Le second proto-récit grec, la Pénitence de Théophile, est une légende mariale ayant pour héros un nommé Théophile, économe de l'église d'Adana. Clerc consciencieux, Théophile est calomnié par des envieux ; son évêque, crédule, le révoque. Dans son amertume, l'ex-économe s'adresse à un Juif, qui le met alors en rapport avec « son maître » Satan. Le diable promet à Théophile qu'il lui fera obtenir ce qu'il veut, à la condition qu'il écrive et signe un document où il renie le Christ et la Vierge Marie. Théophile accepte le marché et signe le contrat. Mais il est bientôt saisi de remords. Il se lamente et jeûne quarante jours, puis se rend à l'église de la Théotokos, où il prie et implore la Mère de Dieu. Celle-ci agrée sa prière et obtient de son Fils qu'il pardonne au renégat repentant. À son réveil, Théophile découvre, posé sur sa poitrine, le document maudit. Il va trouver l'évêque, lui raconte tout et lui montre le contrat. L'évêque prononce devant ses ouailles un sermon sur l'édifiante aventure, et il brûle, sous les yeux de tous, le texte infernal. Théophile fait pénitence et bientôt rend pieusement son âme au Seigneur, après avoir légué tous ses biens à l'Église. La version longue [BHG 1320-1321] de la Pénitence de Théophile, due à un certain Eutychianos (milieu du VIIe siècle ?) [4], fut traduite en latin, et cette version latine fut à son tour adaptée en français, d'abord par Gautier de Coinci dans ses Miracles de Notre Dame (premier tiers du XIIIe siècle), puis par Rutebeuf dans Le Miracle de Théophile (rédigé vers 1260), avant d'être l'objet d'une nouvelle adaptation latine dans la Légende Dorée de Jacques de Voragine[5].

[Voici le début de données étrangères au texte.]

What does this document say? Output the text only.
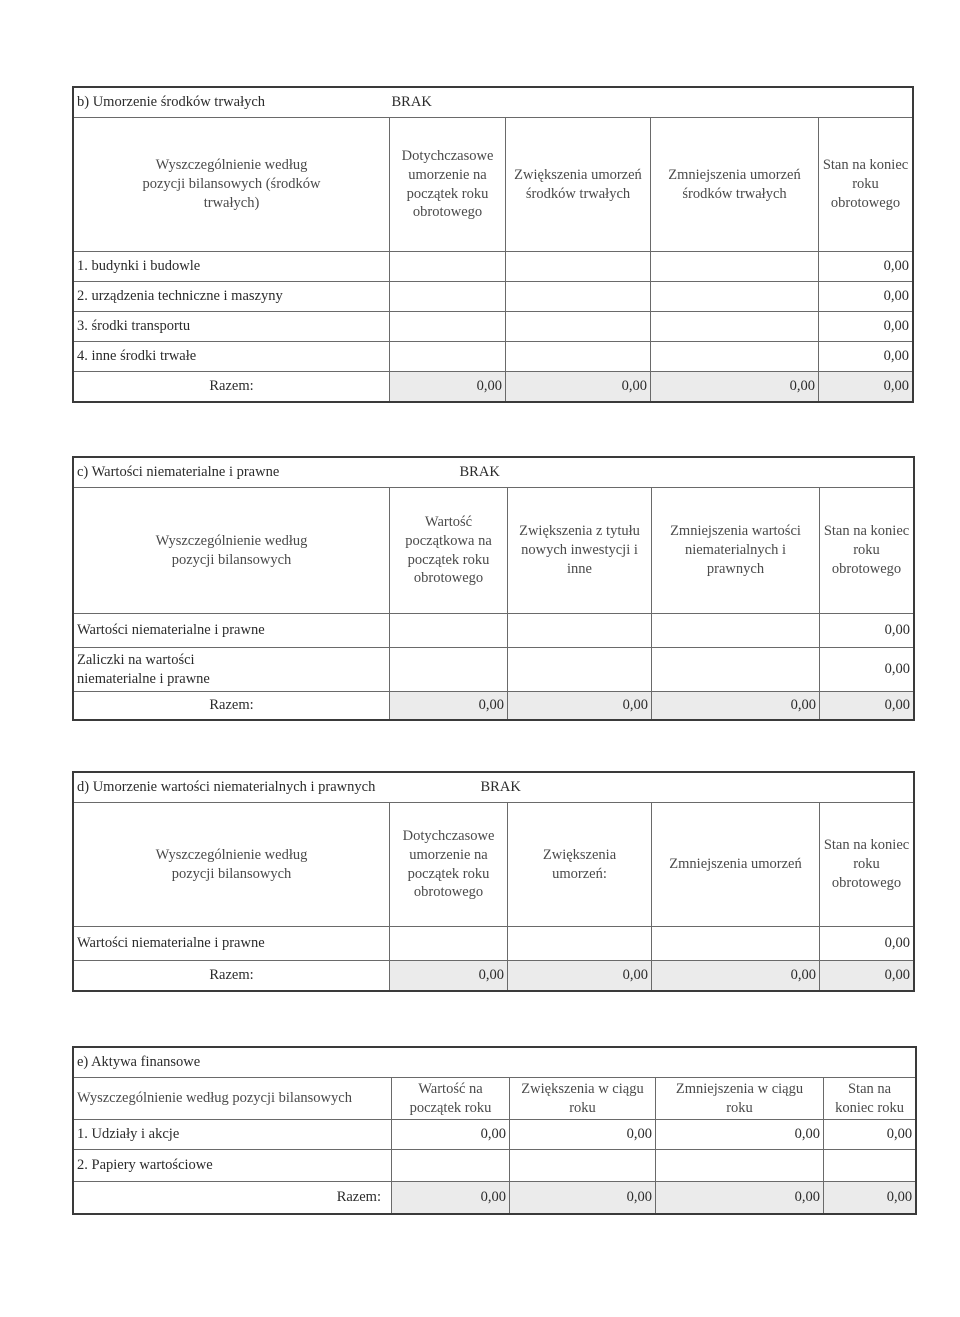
b) Umorzenie środków trwałych	BRAK			
Wyszczególnienie według pozycji bilansowych (środków trwałych)	Dotychczasowe umorzenie na początek roku obrotowego	Zwiększenia umorzeń środków trwałych	Zmniejszenia umorzeń środków trwałych	Stan na koniec roku obrotowego
1. budynki i budowle				0,00
2. urządzenia techniczne i maszyny				0,00
3. środki transportu				0,00
4. inne środki trwałe				0,00
Razem:	0,00	0,00	0,00	0,00
c) Wartości niematerialne i prawne	BRAK			
Wyszczególnienie według pozycji bilansowych	Wartość początkowa na początek roku obrotowego	Zwiększenia z tytułu nowych inwestycji i inne	Zmniejszenia wartości niematerialnych i prawnych	Stan na koniec roku obrotowego
Wartości niematerialne i prawne				0,00
Zaliczki na wartości niematerialne i prawne				0,00
Razem:	0,00	0,00	0,00	0,00
d) Umorzenie wartości niematerialnych i prawnych			BRAK	
Wyszczególnienie według pozycji bilansowych	Dotychczasowe umorzenie na początek roku obrotowego	Zwiększenia umorzeń:	Zmniejszenia umorzeń	Stan na koniec roku obrotowego
Wartości niematerialne i prawne				0,00
Razem:	0,00	0,00	0,00	0,00
e) Aktywa finansowe				
Wyszczególnienie według pozycji bilansowych	Wartość na początek roku	Zwiększenia w ciągu roku	Zmniejszenia w ciągu roku	Stan na koniec roku
1. Udziały i akcje	0,00	0,00	0,00	0,00
2. Papiery wartościowe				
Razem:	0,00	0,00	0,00	0,00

Le vrai Faust, prénommé Georg

La première phase moderne de l'histoire de Faust, déjà centrée sur un personnage qui porte ce nom, consiste en un ensemble de récits et de témoignages plus ou moins dignes de foi concernant un célèbre diseur de bonne aventure, astrologue et magicien allemand, Georg Faust[6], né à Knittlingen vers 1480 et mort vers 1540 à Staufen im Breisgau. C'était de son vivant même un personnage extrêmement controversé. Tour à tour savant, devin, astrologue, jeteur de sorts et nécromancien, ce charlatan itinérant, auquel on prêtait des moeurs infâmes, fit sur une partie de ses contemporains une forte impression, mais fut honni par les autres pour ses prestiges diaboliques et son immoralité. Son souvenir se confondit bientôt avec celui du médecin et alchimiste suisse Paracelse : les deux personnages finirent par ne faire plus qu'un dans l'imagination populaire[7].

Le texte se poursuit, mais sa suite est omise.